[3653] in Kerberos
Re: S/KEY integrated with Kerberos?
daemon@ATHENA.MIT.EDU (Thor Lancelot Simon)
Sat Aug 6 21:13:32 1994
Date: Sat, 6 Aug 94 21:01:00 EDT
From: Thor Lancelot Simon <tls@panix.com>
To: tytso@MIT.EDU (Theodore Ts'o)
In-Reply-To: Your message of Sat, 6 Aug 94 10:54:09 EDT
Cc: kerberos@MIT.EDU
> :-) What makes you think that simply because the login program on
> net-dist supports S/Key has any relationship to Kerberos?
>
> There have been some thoughts about how you might do it; it would
> involve the use of public-key technology, though, and require that you
> run a separate S/Key->TGT server on your Kerberos server. We haven't
> sat down and seriously designed it though, and it's most probably won't
> be appearing in the next beta. :-)
Your idea about how to do it sounds more or less like my idea about how to do
it. I spent about ten minutes looking at the crimelab s/key distribution's
"skey server" (don't bother; it's horrbily insecure) shuddered in fear,
thought about how to do it right, and then thought, "oh, hey, why not make the
`skey server` hand out a Kerberos TGT", shuddered in fear again (because I
don't understand Kerberos internals well enough to believe I could do that
correctly) and just figured that someone, somewhere would get around to it.

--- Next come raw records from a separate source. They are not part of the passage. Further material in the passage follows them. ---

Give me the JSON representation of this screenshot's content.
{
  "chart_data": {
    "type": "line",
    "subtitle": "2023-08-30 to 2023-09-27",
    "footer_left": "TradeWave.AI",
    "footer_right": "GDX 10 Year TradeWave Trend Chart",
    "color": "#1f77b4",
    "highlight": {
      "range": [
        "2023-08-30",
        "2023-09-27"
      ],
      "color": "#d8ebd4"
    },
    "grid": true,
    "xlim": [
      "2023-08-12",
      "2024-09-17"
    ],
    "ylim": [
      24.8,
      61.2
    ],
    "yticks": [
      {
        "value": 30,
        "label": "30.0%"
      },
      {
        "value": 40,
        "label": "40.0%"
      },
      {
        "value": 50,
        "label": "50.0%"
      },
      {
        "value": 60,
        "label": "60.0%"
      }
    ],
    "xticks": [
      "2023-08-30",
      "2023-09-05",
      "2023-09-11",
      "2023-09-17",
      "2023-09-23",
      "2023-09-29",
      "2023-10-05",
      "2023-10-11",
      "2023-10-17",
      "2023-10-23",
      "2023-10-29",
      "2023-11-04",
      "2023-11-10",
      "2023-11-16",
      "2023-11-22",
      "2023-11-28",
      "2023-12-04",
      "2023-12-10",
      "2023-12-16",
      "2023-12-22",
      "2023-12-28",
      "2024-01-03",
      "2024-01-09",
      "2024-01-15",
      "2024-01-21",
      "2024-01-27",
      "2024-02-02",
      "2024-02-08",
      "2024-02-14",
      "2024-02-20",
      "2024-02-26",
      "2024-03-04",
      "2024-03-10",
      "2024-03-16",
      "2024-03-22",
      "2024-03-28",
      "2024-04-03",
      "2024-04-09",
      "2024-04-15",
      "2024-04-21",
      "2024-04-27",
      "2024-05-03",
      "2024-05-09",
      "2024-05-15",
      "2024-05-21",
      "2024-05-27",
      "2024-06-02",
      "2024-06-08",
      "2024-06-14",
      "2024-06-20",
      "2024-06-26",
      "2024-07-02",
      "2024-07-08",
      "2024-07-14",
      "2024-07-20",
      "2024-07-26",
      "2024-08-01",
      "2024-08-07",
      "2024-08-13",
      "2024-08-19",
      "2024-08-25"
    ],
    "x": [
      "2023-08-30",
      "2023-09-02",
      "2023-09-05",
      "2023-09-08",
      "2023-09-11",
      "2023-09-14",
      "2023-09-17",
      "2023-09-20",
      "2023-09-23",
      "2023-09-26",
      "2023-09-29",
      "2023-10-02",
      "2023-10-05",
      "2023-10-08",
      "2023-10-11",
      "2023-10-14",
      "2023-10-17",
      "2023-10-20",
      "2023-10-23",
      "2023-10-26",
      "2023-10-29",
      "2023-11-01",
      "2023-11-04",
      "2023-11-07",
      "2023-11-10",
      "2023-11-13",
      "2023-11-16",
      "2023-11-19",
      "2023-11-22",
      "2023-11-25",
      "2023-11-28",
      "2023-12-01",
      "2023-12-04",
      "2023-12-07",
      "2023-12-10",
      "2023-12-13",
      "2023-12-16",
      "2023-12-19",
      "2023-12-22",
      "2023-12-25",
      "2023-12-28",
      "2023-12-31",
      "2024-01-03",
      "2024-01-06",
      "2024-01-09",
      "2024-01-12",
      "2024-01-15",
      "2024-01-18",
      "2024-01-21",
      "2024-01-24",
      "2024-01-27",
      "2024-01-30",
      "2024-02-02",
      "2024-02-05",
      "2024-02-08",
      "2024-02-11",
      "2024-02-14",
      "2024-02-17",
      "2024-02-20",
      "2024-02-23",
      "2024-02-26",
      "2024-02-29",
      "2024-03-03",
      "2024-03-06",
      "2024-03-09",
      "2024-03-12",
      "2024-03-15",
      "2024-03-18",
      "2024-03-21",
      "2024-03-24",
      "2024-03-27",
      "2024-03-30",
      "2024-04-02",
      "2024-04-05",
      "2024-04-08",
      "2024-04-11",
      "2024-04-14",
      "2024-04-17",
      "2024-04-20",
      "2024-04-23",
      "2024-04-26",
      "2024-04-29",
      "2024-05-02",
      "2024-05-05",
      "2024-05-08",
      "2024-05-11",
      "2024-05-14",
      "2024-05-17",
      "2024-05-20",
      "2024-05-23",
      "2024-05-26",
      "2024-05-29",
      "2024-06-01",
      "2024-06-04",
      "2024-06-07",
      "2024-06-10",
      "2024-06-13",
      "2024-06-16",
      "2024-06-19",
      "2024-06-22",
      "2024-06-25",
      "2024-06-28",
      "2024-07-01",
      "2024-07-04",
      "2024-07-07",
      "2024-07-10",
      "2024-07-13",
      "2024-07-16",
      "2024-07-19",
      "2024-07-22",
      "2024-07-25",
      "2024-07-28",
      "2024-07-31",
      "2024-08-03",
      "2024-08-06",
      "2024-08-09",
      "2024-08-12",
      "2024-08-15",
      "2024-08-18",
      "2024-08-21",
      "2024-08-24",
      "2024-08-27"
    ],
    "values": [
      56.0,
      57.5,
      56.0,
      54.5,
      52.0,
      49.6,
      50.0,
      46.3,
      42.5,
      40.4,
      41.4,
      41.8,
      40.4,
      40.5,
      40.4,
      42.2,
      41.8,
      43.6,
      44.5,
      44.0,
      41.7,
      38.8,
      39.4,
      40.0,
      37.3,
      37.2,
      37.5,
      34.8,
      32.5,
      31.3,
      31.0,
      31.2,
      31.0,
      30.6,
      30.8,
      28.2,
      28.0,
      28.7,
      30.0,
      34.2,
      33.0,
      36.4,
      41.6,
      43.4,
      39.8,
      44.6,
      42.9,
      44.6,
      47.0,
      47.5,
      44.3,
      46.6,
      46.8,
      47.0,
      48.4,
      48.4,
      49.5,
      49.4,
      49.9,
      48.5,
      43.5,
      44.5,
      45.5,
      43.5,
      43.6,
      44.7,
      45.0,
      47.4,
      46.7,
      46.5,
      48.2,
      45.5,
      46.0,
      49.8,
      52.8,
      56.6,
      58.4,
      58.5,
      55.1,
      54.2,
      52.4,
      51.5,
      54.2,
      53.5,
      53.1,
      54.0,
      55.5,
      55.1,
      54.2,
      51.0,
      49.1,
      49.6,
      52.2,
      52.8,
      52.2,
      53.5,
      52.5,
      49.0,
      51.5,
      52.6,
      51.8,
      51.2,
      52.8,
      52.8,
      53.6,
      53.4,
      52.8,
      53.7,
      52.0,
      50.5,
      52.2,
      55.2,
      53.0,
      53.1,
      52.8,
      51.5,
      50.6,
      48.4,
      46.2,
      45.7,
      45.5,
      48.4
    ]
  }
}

But it's an idea whose time is clearly at hand. Unless something's changed
since I last used them, even Athena's own terminal servers don't have Kerberos
support, and I seriously doubt that any substantial percentage of the people
who use the athena.dialup machines from outside kinit to get there. The
Kerberos installation at Usenix was a disaster because there weren't any
secure machines to run kinit on. (Having spent four hours trying to find
someone from NCR who could build a kinit binary for their X terminals and
solve the problem, I know this from painful experience.)
An S/KEY TGT server would eliminate the "dumb terminals can't speak Kerberos"
problem (or rather do an end-run on it), wouldn't it? It seems to me that
there must be an enormous demand for that, both at MIT and outside.